As comunicações diplomáticas podem chegar a web 3.0?
Durante vários séculos, as relações entre as nações foram dominadas pelos governos e autoridades nacionais (e, em alguns casos, empresas de dimensão nacional). Os diplomatas encarregados de realizar estas responsabilidades desenvolveram práticas e linguagem próprias desse âmbito, que funcionam muito bem. Por exemplo, incluem as notas diplomáticas, o malote diplomático, o acordo do país receptor para novos embaixadores e os privilégios e imunidades necessários para o gerenciamento de questões que, às vezes, são delicadas. Além disso, os diplomatas de todos os países compartilham experiências comuns – a incerteza de levar sua família para lugares desconhecidos, a ameaça do terrorismo, os desafios de aprender novos idiomas -, que os unem e criam uma atmosfera familiar que facilita a comunicação oficial e as relações pessoais que duram várias décadas de vida profissional.
Nas últimas três décadas, essa situação mudou consideravelmente, e particularmente, na última década. A mudança mais drástica e mais importante foi a participação de muitos novos atores nas relações entre os países e os povos. Em parte, este fenômeno se deve ao amadurecimento dos sistemas democráticos, nos quais os cidadãos têm maior influência na elaboração de políticas nacionais e estão envolvidos em ações humanitárias que deixam pegadas nas suas ideias sobre o papel do seu país no mundo. Outro elemento decisivo foi a divulgação de mais informações por meio da internet e o uso de vários fóruns para comentar e, cada vez mais, sugerir ações e colaborar com a resolução de problemas. O exemplo mais recente disso é o repúdio em todo o mundo, através dos meios sociais, ao sequestro de meninas na Nigéria pelo grupo terrorista Boko Haram, que levou vários governos a enviar assessores para complementar os esforços do governo nacional.

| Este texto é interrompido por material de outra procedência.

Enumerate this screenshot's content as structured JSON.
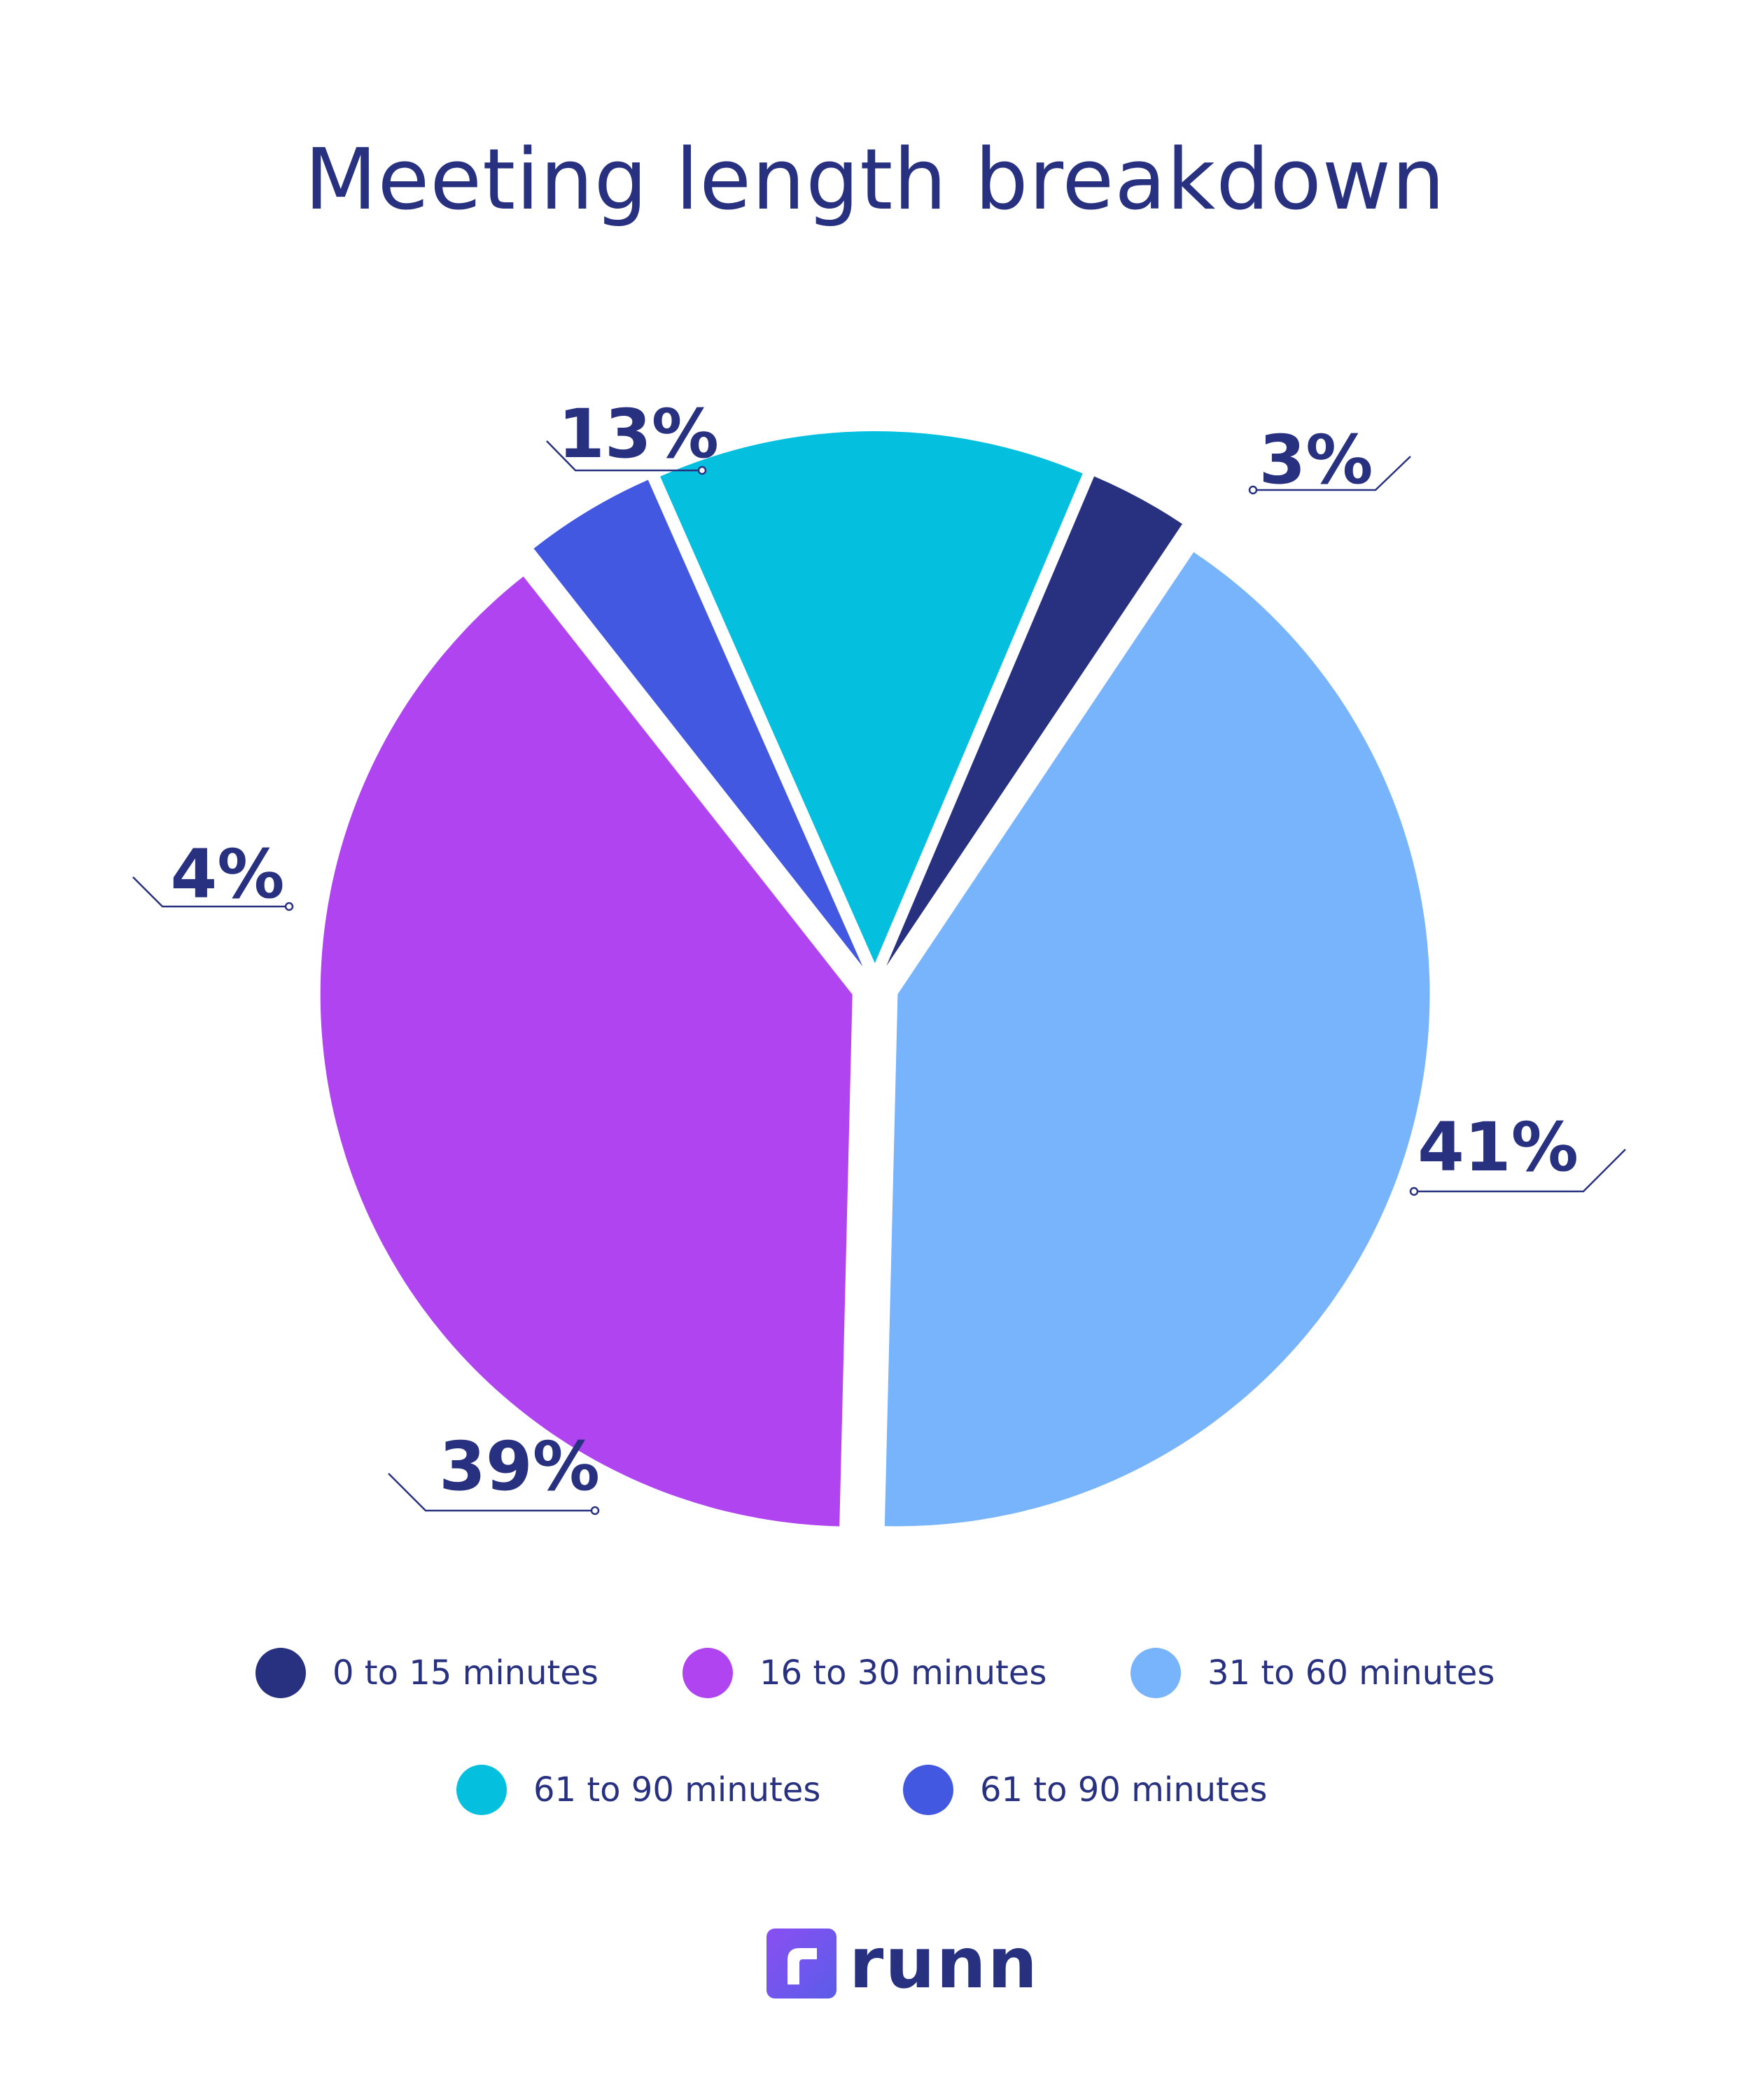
{
  "chart_data": {
    "type": "pie",
    "title": "Meeting length breakdown",
    "slices": [
      {
        "label": "0 to 15 minutes",
        "value": 3,
        "display": "3%",
        "color": "#283180"
      },
      {
        "label": "31 to 60 minutes",
        "value": 41,
        "display": "41%",
        "color": "#78B4FC"
      },
      {
        "label": "16 to 30 minutes",
        "value": 39,
        "display": "39%",
        "color": "#AF44F0"
      },
      {
        "label": "61 to 90 minutes",
        "value": 4,
        "display": "4%",
        "color": "#4358E0"
      },
      {
        "label": "61 to 90 minutes",
        "value": 13,
        "display": "13%",
        "color": "#04C0DE"
      }
    ],
    "legend": [
      {
        "label": "0 to 15 minutes",
        "color": "#283180"
      },
      {
        "label": "16 to 30 minutes",
        "color": "#AF44F0"
      },
      {
        "label": "31 to 60 minutes",
        "color": "#78B4FC"
      },
      {
        "label": "61 to 90 minutes",
        "color": "#04C0DE"
      },
      {
        "label": "61 to 90 minutes",
        "color": "#4358E0"
      }
    ],
    "legend_position": "bottom"
  },
  "brand": {
    "name": "runn",
    "logo_icon": "runn-logo-icon",
    "color": "#6B4FF0"
  }
}
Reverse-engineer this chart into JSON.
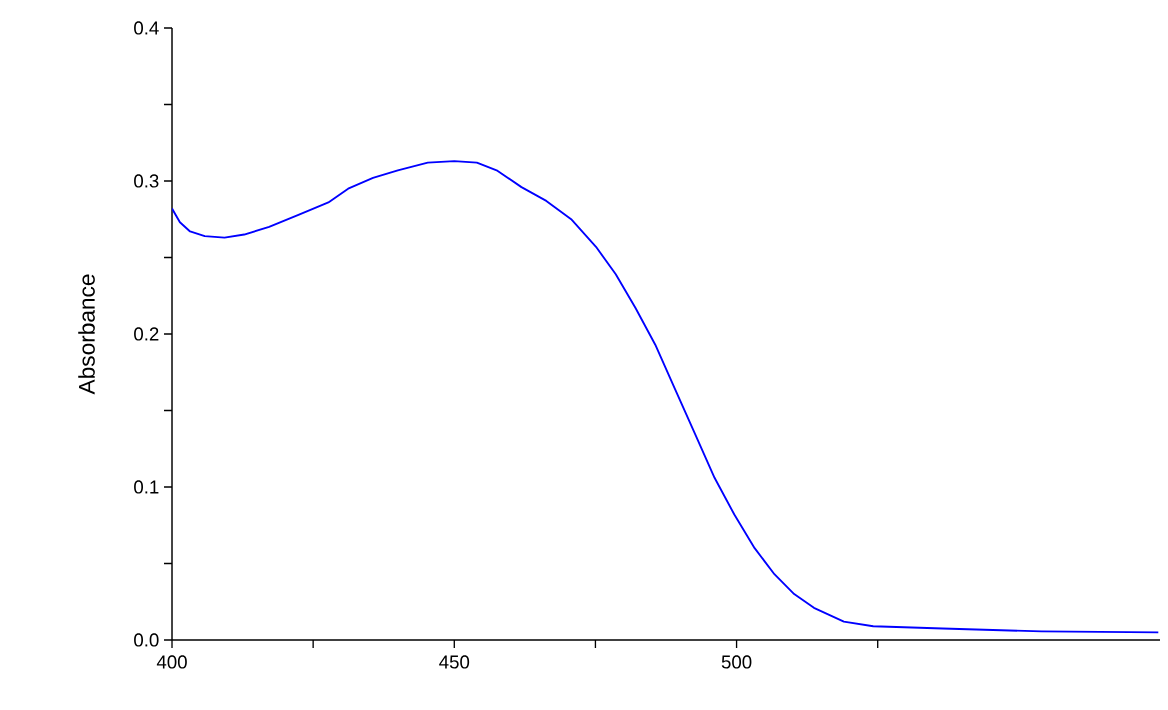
{
  "chart_data": {
    "type": "line",
    "ylabel": "Absorbance",
    "x": [
      400,
      401.4,
      403.2,
      405.8,
      409.3,
      412.8,
      417.2,
      422.5,
      427.7,
      431.2,
      435.6,
      440,
      445.3,
      450,
      454,
      457.5,
      461.9,
      466.3,
      470.7,
      475.1,
      478.6,
      482.1,
      485.6,
      489.1,
      492.6,
      496.1,
      499.6,
      503.2,
      506.7,
      510.2,
      513.7,
      519,
      524.2,
      536.5,
      554,
      574.7
    ],
    "series": [
      {
        "color": "#0000ff",
        "values": [
          0.282,
          0.273,
          0.267,
          0.264,
          0.263,
          0.265,
          0.27,
          0.278,
          0.286,
          0.295,
          0.302,
          0.307,
          0.312,
          0.313,
          0.312,
          0.307,
          0.296,
          0.287,
          0.275,
          0.257,
          0.239,
          0.217,
          0.193,
          0.164,
          0.135,
          0.106,
          0.082,
          0.06,
          0.043,
          0.03,
          0.021,
          0.012,
          0.009,
          0.0075,
          0.0056,
          0.005
        ]
      }
    ],
    "xlim": [
      400,
      575
    ],
    "xticks": [
      400,
      {
        "value": 425,
        "label": null
      },
      450,
      {
        "value": 475,
        "label": null
      },
      500,
      {
        "value": 525,
        "label": null
      }
    ],
    "ylim": [
      0,
      0.4
    ],
    "yticks": [
      {
        "value": 0,
        "label": "0.0"
      },
      {
        "value": 0.05,
        "label": null
      },
      0.1,
      {
        "value": 0.15,
        "label": null
      },
      0.2,
      {
        "value": 0.25,
        "label": null
      },
      0.3,
      {
        "value": 0.35,
        "label": null
      },
      0.4
    ]
  }
}
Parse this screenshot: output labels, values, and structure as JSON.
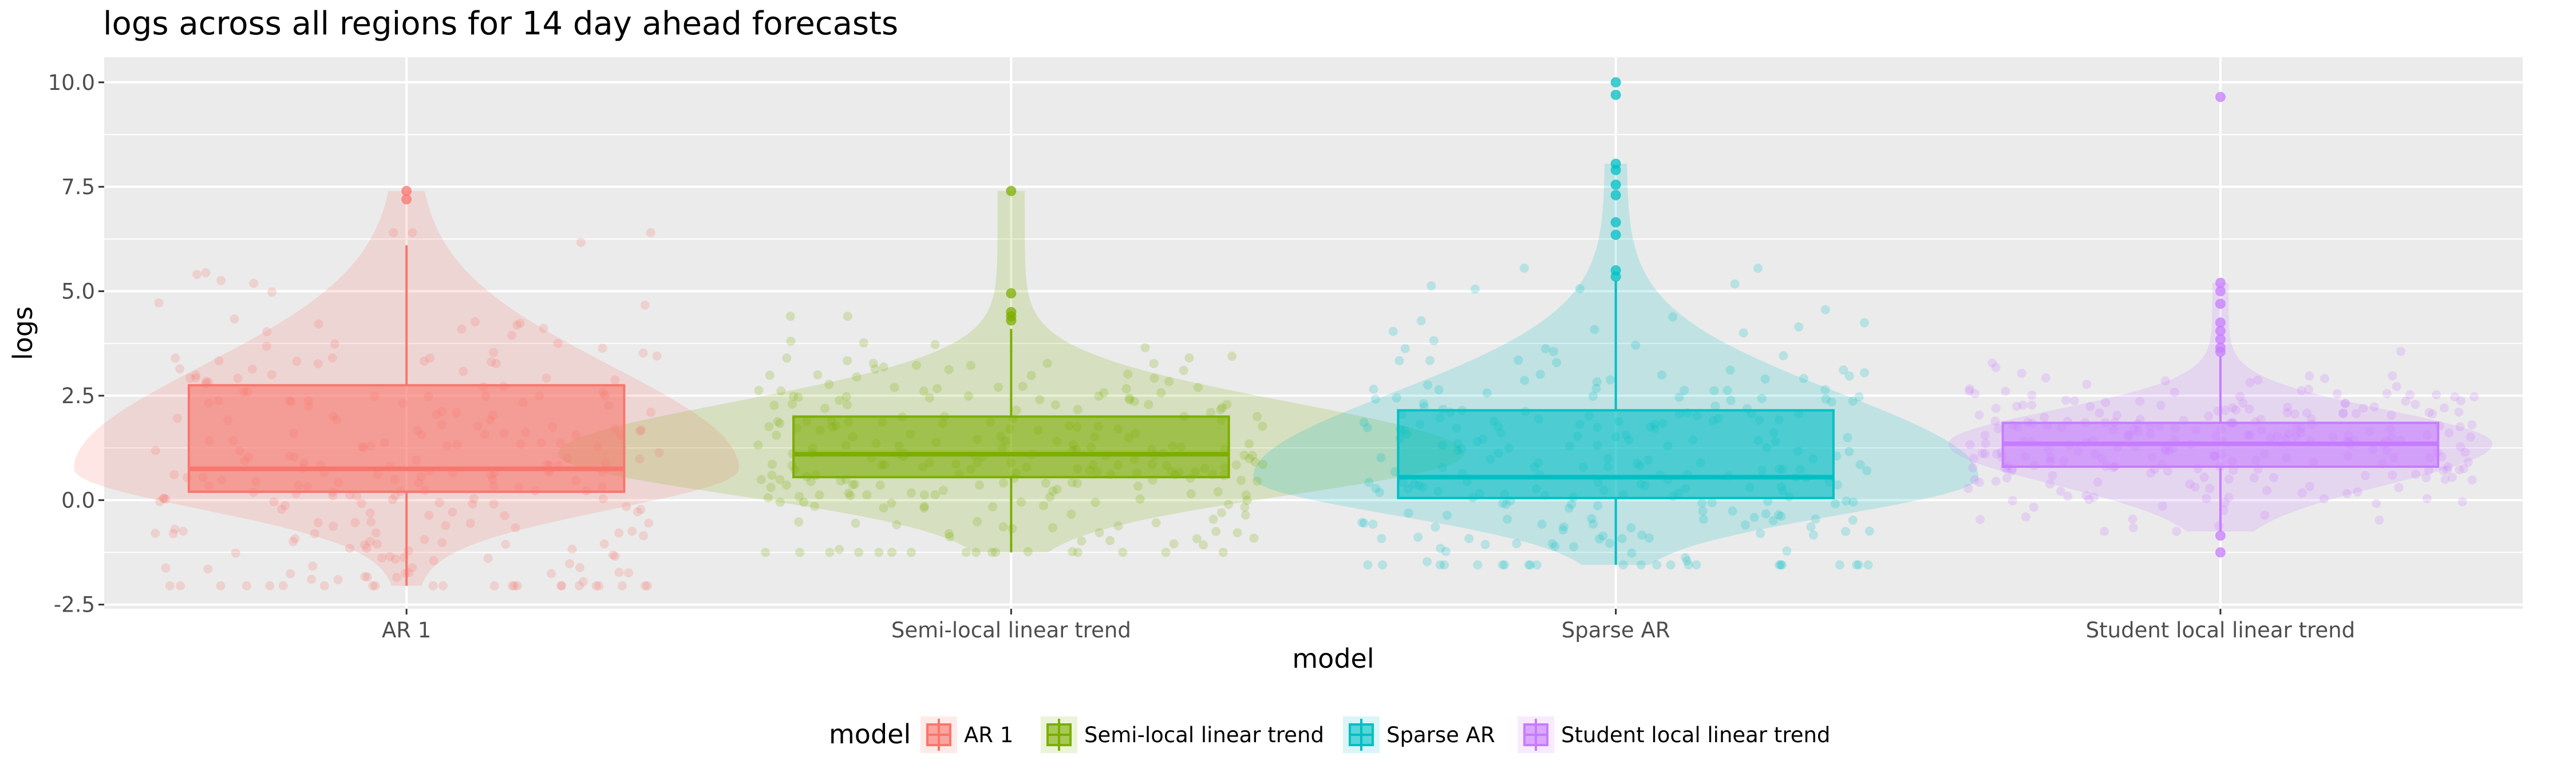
{
  "chart_data": {
    "type": "box",
    "title": "logs across all regions for 14 day ahead forecasts",
    "xlabel": "model",
    "ylabel": "logs",
    "ylim": [
      -2.6,
      10.6
    ],
    "yticks": [
      -2.5,
      0.0,
      2.5,
      5.0,
      7.5,
      10.0
    ],
    "ytick_labels": [
      "-2.5",
      "0.0",
      "2.5",
      "5.0",
      "7.5",
      "10.0"
    ],
    "categories": [
      "AR 1",
      "Semi-local linear trend",
      "Sparse AR",
      "Student local linear trend"
    ],
    "legend": {
      "title": "model",
      "position": "bottom"
    },
    "grid": true,
    "colors": [
      "#F8766D",
      "#7CAE00",
      "#00BFC4",
      "#C77CFF"
    ],
    "boxes": [
      {
        "model": "AR 1",
        "q1": 0.2,
        "median": 0.75,
        "q3": 2.75,
        "whisker_low": -2.05,
        "whisker_high": 6.1,
        "outliers": [
          7.2,
          7.4
        ]
      },
      {
        "model": "Semi-local linear trend",
        "q1": 0.55,
        "median": 1.1,
        "q3": 2.0,
        "whisker_low": -1.25,
        "whisker_high": 4.1,
        "outliers": [
          4.3,
          4.4,
          4.5,
          4.95,
          7.4
        ]
      },
      {
        "model": "Sparse AR",
        "q1": 0.05,
        "median": 0.55,
        "q3": 2.15,
        "whisker_low": -1.55,
        "whisker_high": 5.25,
        "outliers": [
          5.35,
          5.5,
          6.35,
          6.65,
          7.3,
          7.55,
          7.9,
          8.05,
          9.7,
          10.0
        ]
      },
      {
        "model": "Student local linear trend",
        "q1": 0.8,
        "median": 1.35,
        "q3": 1.85,
        "whisker_low": -0.75,
        "whisker_high": 3.45,
        "outliers": [
          3.55,
          3.65,
          3.85,
          4.05,
          4.25,
          4.7,
          5.0,
          5.2,
          -0.85,
          -1.25,
          9.65
        ]
      }
    ]
  }
}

O benefício é uma comunicação mais autêntica e a capacidade de introduzir mais personalidade a novos públicos.
As mudanças mencionadas acima representam desafios e oportunidades para os Ministérios das Relações Exteriores. Os desafios incluem escutar e incluir mais opiniões de fontes não tradicionais no processo de formação de políticas nacionais, mas também fornecer informações confiáveis e relevantes para essas pessoas. Canalizar de forma produtiva as novas ideias, informações e ofertas de colaboração pode ser difícil para as instituições tradicionais que não estejam estruturadas para recebê-las. Mas também oferecem novas oportunidades para mostrar à população nacional o valor do trabalho diplomático e sua relevância nas suas vidas e na prosperidade nacional. E a capacidade de contar com os talentos e os conhecimentos de especialistas sobre questões de interesse nacional poderia ser um apoio importante para qualquer país.
A Web 3.0 é um dos muitos desafios que os diplomatas têm pela frente..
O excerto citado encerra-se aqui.